Da derrota para o Flamengo, o Grêmio tira várias lições, que poderão aprumar a equipe no restante da temporada. Brincando, brincando, estamos no quinto mês de 2026 e o time segue instável. Há avanços, mas em ritmo bem menor do que a massa torcedora (e talvez a diretoria) esperava. O que retirar do vareio sofrido no domingo?
O jogo teve semelhanças com dois outros: um, a derrota para o Real Madrid. Foi apenas 1 a 0, mas quem viu sabe que os espanhóis aliviaram e se acomodaram boa parte da partida. O outro, aquele que chamei de o nosso "7 a 1", ou seja, os 5 a 0 inapeláveis diante deste mesmo Flamengo, que para mim indicou o fim da Era Renato e escancarou a diferença dos técnicos estrangeiros para os nossos "vamo que vamo", "upa upa".
Também caiu por terra a história de que o "time tal" colocou um "caminhão à frente" de seu gol e impôs grandes dificuldades ao ataque adversário. Verdade que o Grêmio colocou um "Mercedinho", um antigo 608, pois, com o goleiro e os da "linha" eram 8, cinco defensores e dois volantes (+ Weverton), então, um jovem de 18 anos, Mec, para criar (e se livrar da forte marcação rubro-negra) e dois atacantes, um, às vezes melancólico, dispersivo, pensando na vida (Amuzu), outro dependente da bola chegar lá (Carlos Vinícius).
Alguém poderá dizer: — Com esta formação, ele goleou o Riestra. Bom! Olhem a diferença de times. O time argentino tem como "DNA" não atacar, e o Flamengo desmistifica a ideia de volantes de marcação grandalhões e a favor do "jogo de contato". Pulgar, lesionado, mas Éwerton Araújo e Jorginho marcam bem, saem para o jogo e entram na área. Até os 15 minutos iniciais, houve três arremates deles dentro da área gremista.
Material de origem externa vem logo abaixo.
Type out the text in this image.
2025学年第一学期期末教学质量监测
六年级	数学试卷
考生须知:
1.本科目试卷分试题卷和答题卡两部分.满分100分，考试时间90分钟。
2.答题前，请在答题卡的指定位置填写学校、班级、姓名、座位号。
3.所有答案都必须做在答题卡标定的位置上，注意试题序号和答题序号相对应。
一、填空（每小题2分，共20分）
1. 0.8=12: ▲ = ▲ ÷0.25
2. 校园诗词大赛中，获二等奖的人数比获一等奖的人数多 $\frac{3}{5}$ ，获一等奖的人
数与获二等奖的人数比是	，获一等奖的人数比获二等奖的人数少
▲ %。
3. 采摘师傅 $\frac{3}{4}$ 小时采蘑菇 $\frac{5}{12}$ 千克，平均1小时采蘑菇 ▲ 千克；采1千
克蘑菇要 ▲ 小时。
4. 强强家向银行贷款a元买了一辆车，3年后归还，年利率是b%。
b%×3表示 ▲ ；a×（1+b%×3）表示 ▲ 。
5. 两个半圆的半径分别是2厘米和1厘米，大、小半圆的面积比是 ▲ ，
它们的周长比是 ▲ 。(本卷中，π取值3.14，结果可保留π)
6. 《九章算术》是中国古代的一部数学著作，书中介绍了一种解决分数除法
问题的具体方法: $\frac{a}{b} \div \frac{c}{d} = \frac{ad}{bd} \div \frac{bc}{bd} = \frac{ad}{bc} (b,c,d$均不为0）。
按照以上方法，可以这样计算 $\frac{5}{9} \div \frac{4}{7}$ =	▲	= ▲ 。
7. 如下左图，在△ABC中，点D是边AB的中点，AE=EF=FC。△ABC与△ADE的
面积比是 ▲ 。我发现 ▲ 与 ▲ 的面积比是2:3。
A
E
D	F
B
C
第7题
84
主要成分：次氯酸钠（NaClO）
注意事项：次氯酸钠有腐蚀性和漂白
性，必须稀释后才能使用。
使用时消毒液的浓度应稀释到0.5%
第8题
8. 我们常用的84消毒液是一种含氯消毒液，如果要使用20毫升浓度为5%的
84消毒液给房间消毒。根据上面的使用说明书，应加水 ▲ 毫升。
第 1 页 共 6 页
O tal ferrolho defensivo azul não sobreviveu às triangulações que puseram na roda os laterais e beques de lado (vamos chamar assim) Balbuena e Viery. A sobra, Gustavo Martins, pouco pode fazer.
Foram mais de 700 passes contra menos de 300 do Grêmio, mais de 70% de posse de bola.
Foi um banho tático, técnico e individual.
Que lições são as que ficam? Para quem atua com 5 defensores de linha, um dos dois volantes tem que ter qualidade e fôlego para fazer o "corredor" e entrar na área.
Castro erra e errará sempre que colocar dois destes três juntos: Dodi, Perez e Noriega. Não pode.
Recentemente, escrevi que espero a titularidade de Luiz Eduardo e Tiago Augusto e, para a lateral, que efetivem Vitor Ramon ou tragam um lateral de ofício.
Finalizando, quem sabe voltando Villasanti e permanecendo Arthur, o meio não desentorta?